Summary: A new robotic fly, dubbed Deep3DFly, uses active learning to improve its performance.
“Just think about what a fly can do,” says Professor Pavan Ramdya, whose lab at EPFL’s Brain Mind Institute, with the lab of Professor Pascal Fua in EPFL’s Institute for Computer Science, led the study. “A fly can climb across terrain that a wheeled robot would not be able to.”
Flies aren’t exactly endearing to humans. We rightly associate them with less-than-appetizing experiences in our daily lives. But there is an unexpected path to redemption: Robots. It turns out that flies have some features and abilities that can inform a new design for robotic systems.
“Unlike most vertebrates, flies can climb nearly any terrain,” says Ramdya. “They can stick to walls and ceilings because they have adhesive pads and claws on the tips of their legs.

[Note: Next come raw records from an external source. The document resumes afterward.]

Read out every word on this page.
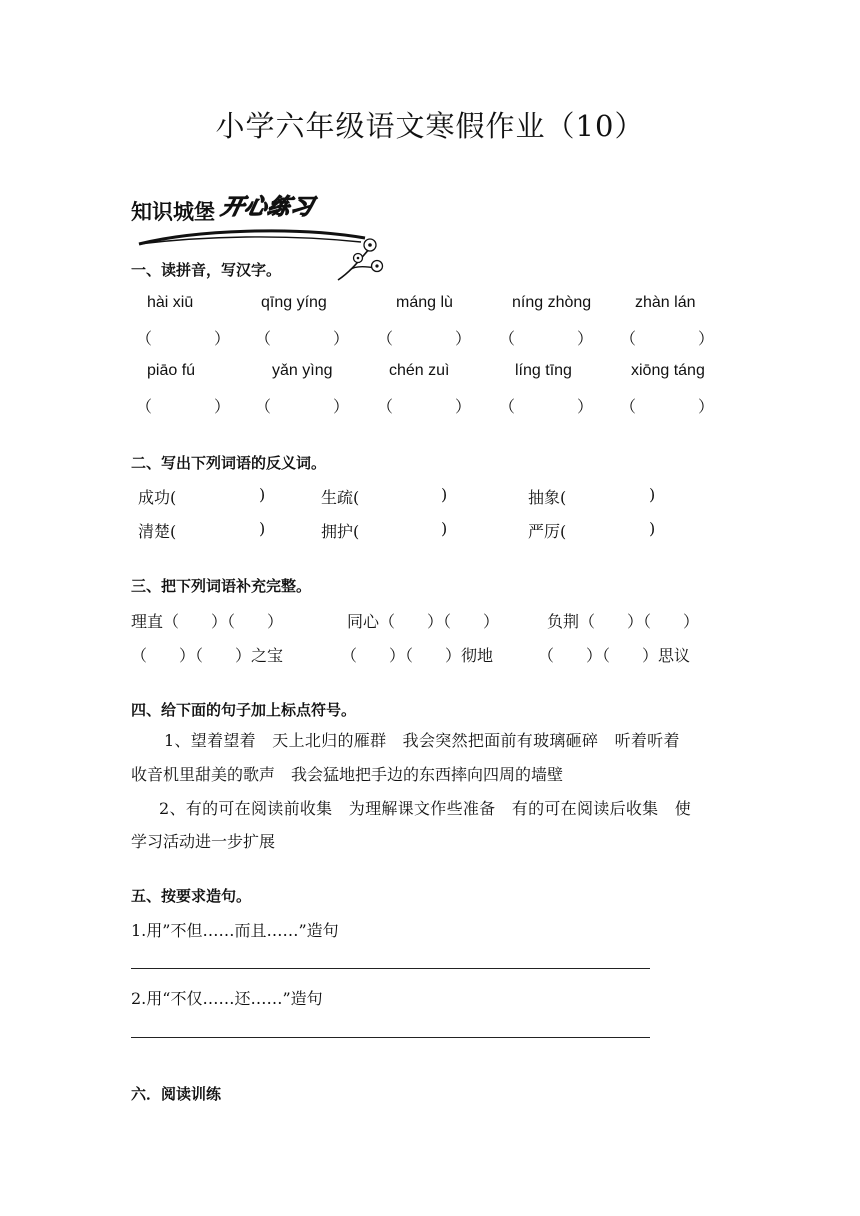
小学六年级语文寒假作业（10）
知识城堡 开心练习
一、读拼音，写汉字。
hài xiū	qīnɡ yínɡ	mánɡ lù	nínɡ zhònɡ	zhàn lán
（	） （	） （	） （	） （	）
piāo fú	yǎn yìnɡ	chén zuì	línɡ tīnɡ	xiōnɡ tánɡ
（	） （	） （	） （	） （	）
二、写出下列词语的反义词。
成功(	)	生疏(	)	抽象(	)
清楚(	)	拥护(	)	严厉(	)
三、把下列词语补充完整。
理直（　　）（　　）	同心（　　）（　　）	负荆（　　）（　　）
（　　）（　　）之宝	（　　）（　　）彻地	（　　）（　　）思议
四、给下面的句子加上标点符号。
1、望着望着　天上北归的雁群　我会突然把面前有玻璃砸碎　听着听着
收音机里甜美的歌声　我会猛地把手边的东西摔向四周的墙壁
2、有的可在阅读前收集　为理解课文作些准备　有的可在阅读后收集　使
学习活动进一步扩展
五、按要求造句。
1.用”不但……而且……”造句
2.用“不仅……还……”造句
六．阅读训练
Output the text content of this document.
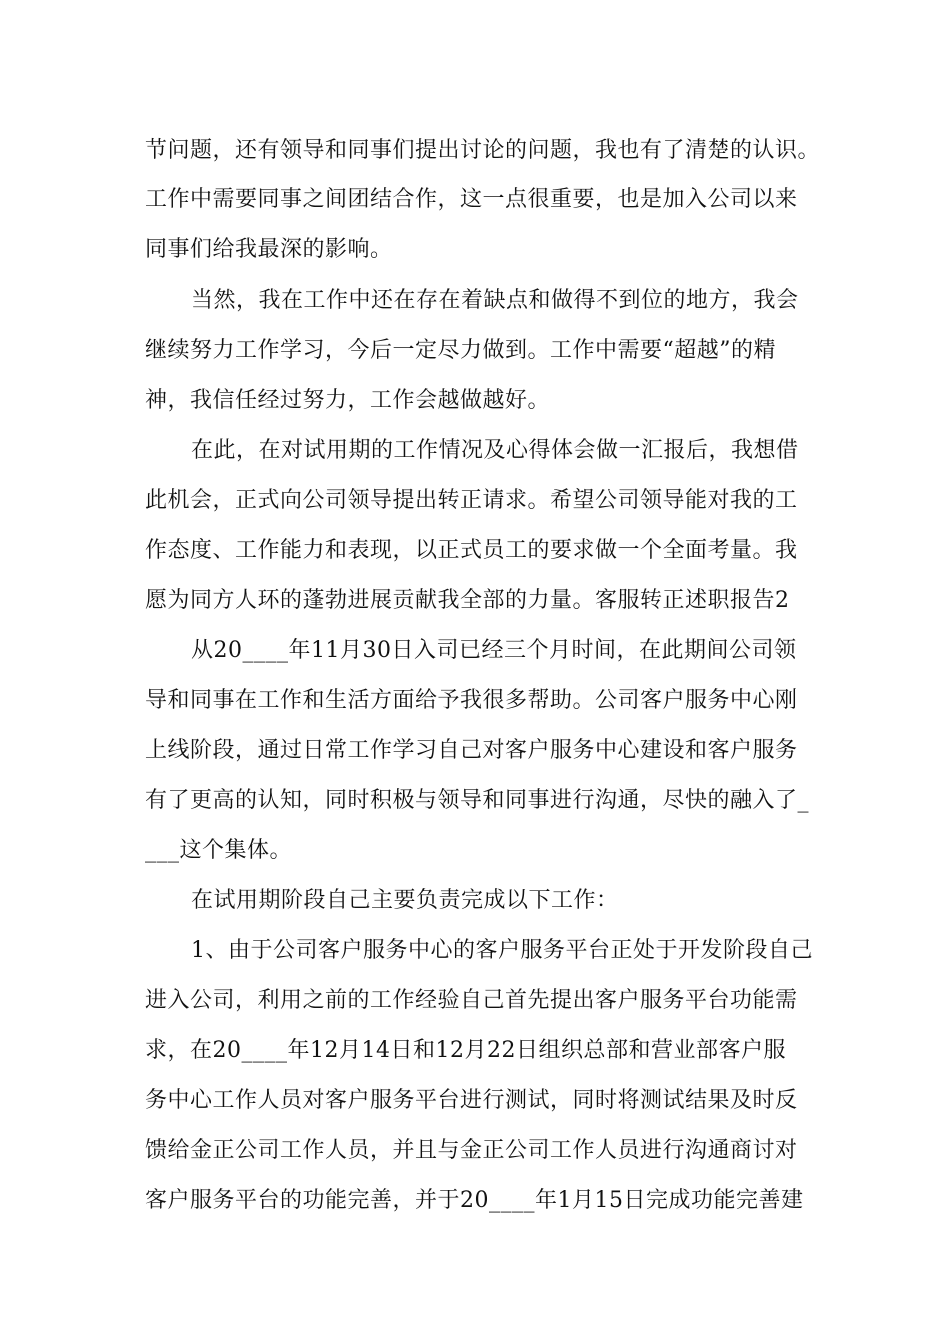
节问题，还有领导和同事们提出讨论的问题，我也有了清楚的认识。
工作中需要同事之间团结合作，这一点很重要，也是加入公司以来
同事们给我最深的影响。
当然，我在工作中还在存在着缺点和做得不到位的地方，我会
继续努力工作学习，今后一定尽力做到。工作中需要“超越”的精
神，我信任经过努力，工作会越做越好。
在此，在对试用期的工作情况及心得体会做一汇报后，我想借
此机会，正式向公司领导提出转正请求。希望公司领导能对我的工
作态度、工作能力和表现，以正式员工的要求做一个全面考量。我
愿为同方人环的蓬勃进展贡献我全部的力量。客服转正述职报告2
从20____年11月30日入司已经三个月时间，在此期间公司领
导和同事在工作和生活方面给予我很多帮助。公司客户服务中心刚
上线阶段，通过日常工作学习自己对客户服务中心建设和客户服务
有了更高的认知，同时积极与领导和同事进行沟通，尽快的融入了_
___这个集体。
在试用期阶段自己主要负责完成以下工作：
1、由于公司客户服务中心的客户服务平台正处于开发阶段自己
进入公司，利用之前的工作经验自己首先提出客户服务平台功能需
求，在20____年12月14日和12月22日组织总部和营业部客户服
务中心工作人员对客户服务平台进行测试，同时将测试结果及时反
馈给金正公司工作人员，并且与金正公司工作人员进行沟通商讨对
客户服务平台的功能完善，并于20____年1月15日完成功能完善建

This allows them to basically go anywhere. That’s interesting also because if you can rest on any surface, you can manage your energy expenditure by waiting for the right moment to act.”
It was this vision of extracting the principles that govern fly behavior to inform the design of robots that drove the development of DeepFly3D, a motion-capture system for the fly Drosophila melanogaster, a model organism that is nearly ubiquitously used across biology.
In Ramdya’s experimental setup, a fly walks on top of a tiny floating ball – like a miniature treadmill – while seven cameras record its every movement. The fly’s top side is glued onto an unmovable stage so that it always stays in place while walking on the ball. Nevertheless, the fly “believes” that it is moving freely.
The collected camera images are then processed by DeepFly3D, a deep-learning software developed by Semih Günel, a PhD student working with both Ramdya’s and Fua’s labs. “This is a fine example of where an interdisciplinary collaboration was necessary and transformative,” says Ramdya. “By leveraging computer science and neuroscience, we’ve tackled a long-standing challenge.”
What’s special about DeepFly3D is that is can infer the 3D pose of the fly – or even other animals – meaning that it can automatically predict and make behavioral measurements at unprecedented resolution for a variety of biological applications. The software doesn’t need to be calibrated manually and it uses camera images to automatically detect and correct any errors it makes in its calculations of the fly’s pose. Finally, it also uses active learning to improve its own performance.
DeepFly3D opens up a way to efficiently and accurately model the movements, poses, and joint angles of a fruit fly in three dimensions. This may inspire a standard way to automatically model 3D pose in other organisms as well.
“The fly, as a model organism, balances tractability and complexity very well,” says Ramdya. “If we learn how it does what it does, we can have important impact on robotics and medicine and, perhaps most importantly, we can gain these insights in a relatively short period of time.”
Funding: Microsoft (JRC project), Swiss National Science Foundation (Eccellenza grant), EPFL (iPhD grant) and Swiss Government Excellence Postdoctoral Scholarship funded this study.
Nik Papageorgiou – EPFL
The image is credited to P. Ramdya, EPFL.
Original Research: Open access
“DeepFly3D, a deep learning-based approach for 3D limb and appendage tracking in tethered, adult Drosophila”. Semih Günel, Helge Rhodin, Daniel Morales, João H. Campagnolo, Pavan Ramdya, Pascal Fua.
DeepFly3D, a deep learning-based approach for 3D limb and appendage tracking in tethered, adult Drosophila
Studying how neural circuits orchestrate limbed behaviors requires the precise measurement of the positions of each appendage in 3-dimensional (3D) space. Deep neural networks can estimate 2-dimensional (2D) pose in freely behaving and tethered animals. However, the unique challenges associated with transforming these 2D measurements into reliable and precise 3D poses have not been addressed for small animals including the fly, Drosophila melanogaster. Here we present DeepFly3D, a software that infers the 3D pose of tethered, adult Drosophila using multiple camera images. DeepFly3D does not require manual calibration, uses pictorial structures to automatically detect and correct pose estimation errors, and uses active learning to iteratively improve performance. We demonstrate more accurate unsupervised behavioral embedding using 3D joint angles rather than commonly used 2D pose data. Thus, DeepFly3D enables the automated acquisition of Drosophila behavioral measurements at an unprecedented level of detail for a variety of biological applications.